Kaldığımız çocuk esirgeme yurdunun hemen yanında bir erkek yurdu vardı. Duvarların ötesinden gelen sesleri duyardık bazen. Ayakkabı sürtünmeleri, basketbol topunun sesi, yüksekten gelen gülüşmeler eşlik ederdi bu seslere. Orası da bizimkinden farksız bir hayatta kalma kampıydı. On dört yaşımdaydım. Küçük bir kız çocuğuydum. Cesur olmaya mecbur bırakılmış bir çocuktum.

O yaşta, o yurtta olan benden üç yaş büyük biri bana aşık olduğunu söylemişti. Ama asla karşıma çıkmamıştı. Hiç yüzünü göstermemişti. Bana mektuplar yazardı. Her satırında "uğur böceğim" diye hitap ederdi. İsmini bilmiyordum, gerçek yüzünü de. Ama bir şeyi çok net biliyordum: beni izliyordu. En korkuncu da buydu zaten, yalnız olmadığımı bilmekti.
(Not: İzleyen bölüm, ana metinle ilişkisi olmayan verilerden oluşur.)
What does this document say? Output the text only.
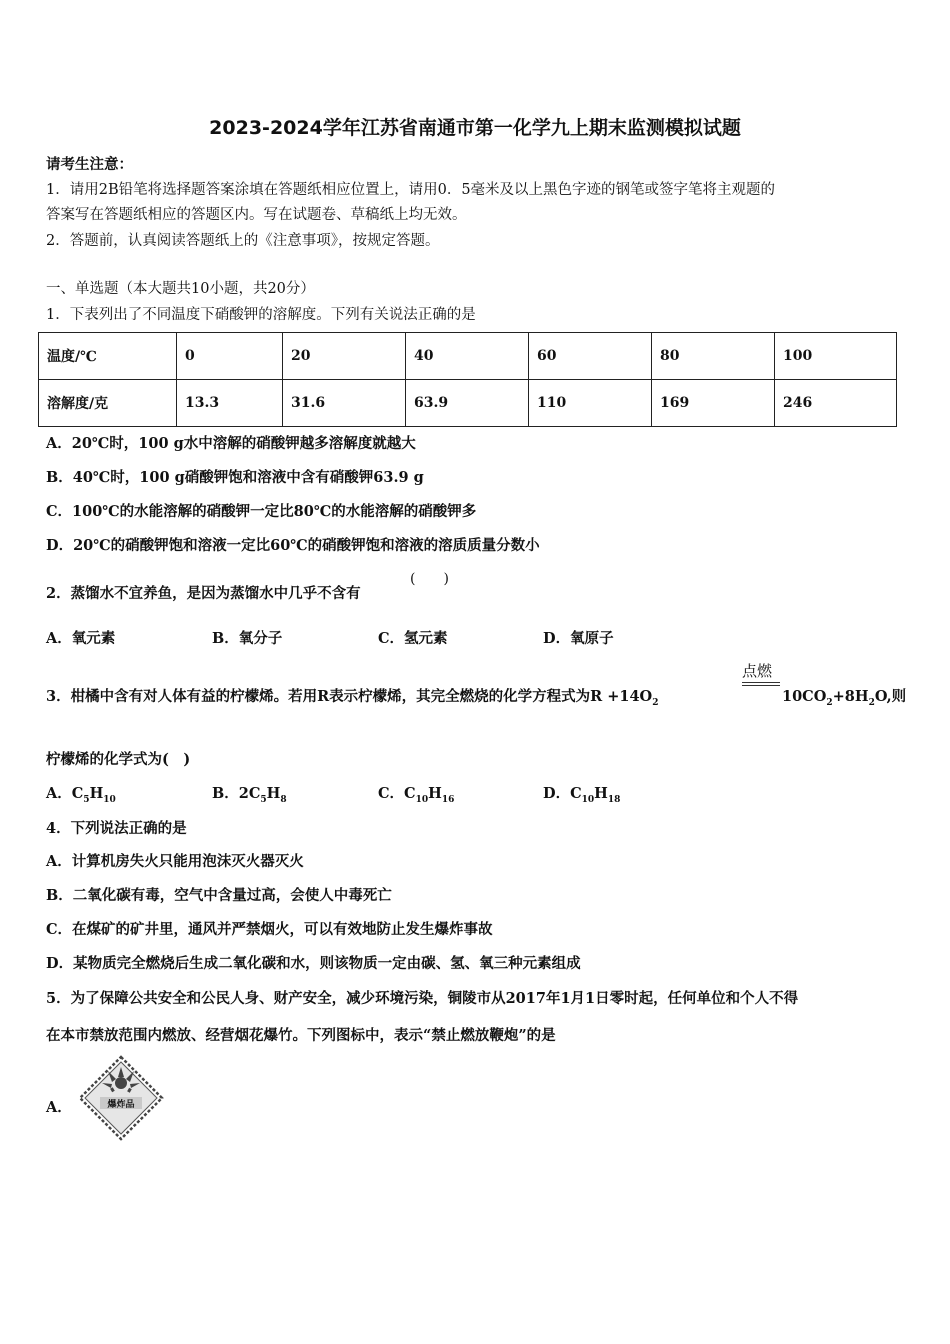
2023-2024学年江苏省南通市第一化学九上期末监测模拟试题
请考生注意：
1．请用2B铅笔将选择题答案涂填在答题纸相应位置上，请用0．5毫米及以上黑色字迹的钢笔或签字笔将主观题的
答案写在答题纸相应的答题区内。写在试题卷、草稿纸上均无效。
2．答题前，认真阅读答题纸上的《注意事项》，按规定答题。
一、单选题（本大题共10小题，共20分）
1．下表列出了不同温度下硝酸钾的溶解度。下列有关说法正确的是
温度/℃	0	20	40	60	80	100
溶解度/克	13.3	31.6	63.9	110	169	246
A．20℃时，100 g水中溶解的硝酸钾越多溶解度就越大
B．40℃时，100 g硝酸钾饱和溶液中含有硝酸钾63.9 g
C．100℃的水能溶解的硝酸钾一定比80℃的水能溶解的硝酸钾多
D．20℃的硝酸钾饱和溶液一定比60℃的硝酸钾饱和溶液的溶质质量分数小
2．蒸馏水不宜养鱼，是因为蒸馏水中几乎不含有
(　　)
A．氧元素	B．氧分子	C．氢元素	D．氧原子
3．柑橘中含有对人体有益的柠檬烯。若用R表示柠檬烯，其完全燃烧的化学方程式为$R +14O_2$
点燃
$10CO_2+8H_2O$,则
柠檬烯的化学式为(　)
A．$C_5H_{10}$	B．$2C_5H_8$	C．$C_{10}H_{16}$	D．$C_{10}H_{18}$
4．下列说法正确的是
A．计算机房失火只能用泡沫灭火器灭火
B．二氧化碳有毒，空气中含量过高，会使人中毒死亡
C．在煤矿的矿井里，通风并严禁烟火，可以有效地防止发生爆炸事故
D．某物质完全燃烧后生成二氧化碳和水，则该物质一定由碳、氢、氧三种元素组成
5．为了保障公共安全和公民人身、财产安全，减少环境污染，铜陵市从2017年1月1日零时起，任何单位和个人不得
在本市禁放范围内燃放、经营烟花爆竹。下列图标中，表示“禁止燃放鞭炮”的是
A．	爆炸品
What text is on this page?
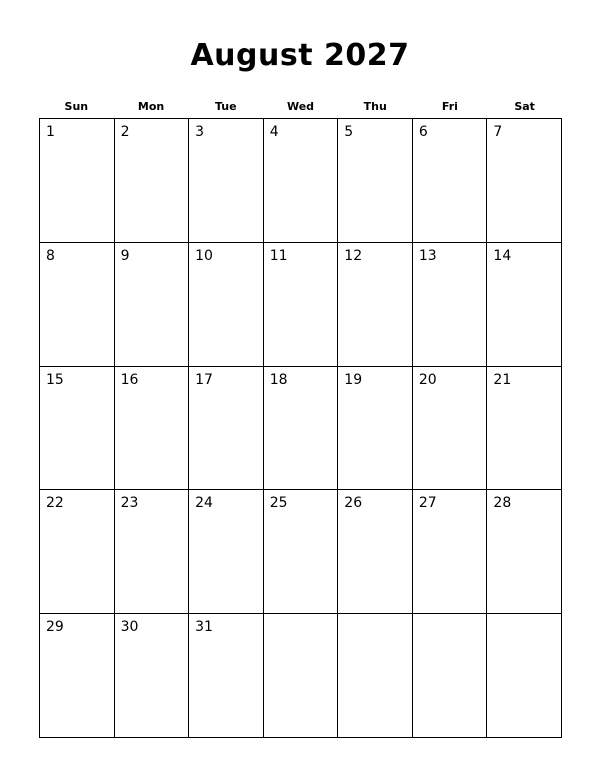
August 2027
Sun	Mon	Tue	Wed	Thu	Fri	Sat
1	2	3	4	5	6	7
8	9	10	11	12	13	14
15	16	17	18	19	20	21
22	23	24	25	26	27	28
29	30	31
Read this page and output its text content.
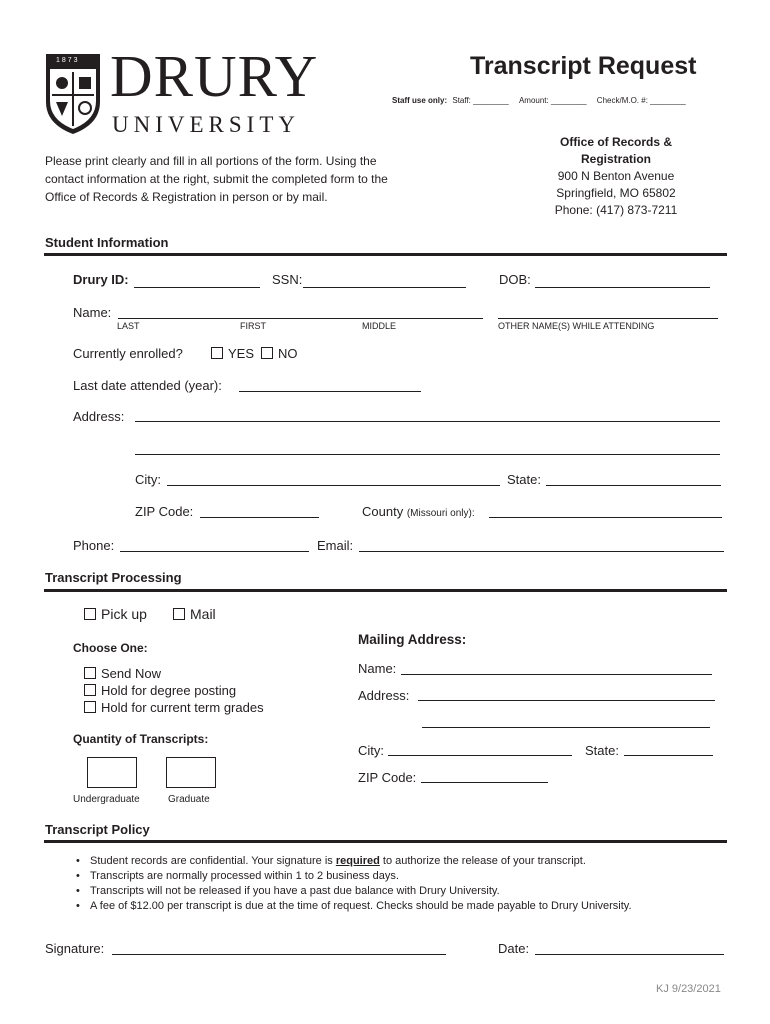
1873 DRURY
UNIVERSITY
Transcript Request
Staff use only: Staff: ________ Amount: ________ Check/M.O. #: ________
Please print clearly and fill in all portions of the form. Using the
contact information at the right, submit the completed form to the
Office of Records & Registration in person or by mail.
Office of Records &
Registration
900 N Benton Avenue
Springfield, MO 65802
Phone: (417) 873-7211
Student Information
Drury ID:	SSN:	DOB:
Name:
LAST	FIRST	MIDDLE	OTHER NAME(S) WHILE ATTENDING
Currently enrolled?	YES	NO
Last date attended (year):
Address:
City:	State:
ZIP Code:	County (Missouri only):
Phone:	Email:
Transcript Processing
Pick up	Mail
Choose One:
Send Now
Hold for degree posting
Hold for current term grades
Quantity of Transcripts:
Undergraduate	Graduate
Mailing Address:
Name:
Address:
City:	State:
ZIP Code:
Transcript Policy
• Student records are confidential. Your signature is required to authorize the release of your transcript.
• Transcripts are normally processed within 1 to 2 business days.
• Transcripts will not be released if you have a past due balance with Drury University.
• A fee of $12.00 per transcript is due at the time of request. Checks should be made payable to Drury University.
Signature:	Date:
KJ 9/23/2021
Zamanla mektuplar korkunçlaşmıştı. Sevgi sandığım şeyin içinde tehditler, saplantılar, tuhaf hakaretler vardı. Bir beni en çok yaralayan şey olmuştu, bütün yetimhanedeki bakışlar üzerime çevrildi. Hakkımda dedikodular yayıldı. "O çocukla aralarında bir şey varmış" dediler. Kimse bana bir şey yapmadı ama herkes bana baktı. O gözleri yıllar geçse de unutmamıştım. İşte bu yüzden şimdi ekranda o adamın bana tekrar "uğur böceği" demesiyle içimdeki o karanlık odanın kapısı ardına kadar açılmıştı. Gözlerimin içine mavi gözlerle bakıyordu. Büyümüştü. Sesi değişmişti. Bu korkuyu tanıyordum. İçimde bir çığlık yükseldi ama dışarı çıkmamıştı. Yüzbaşının sesiyle gerçek dünyaya döndüm.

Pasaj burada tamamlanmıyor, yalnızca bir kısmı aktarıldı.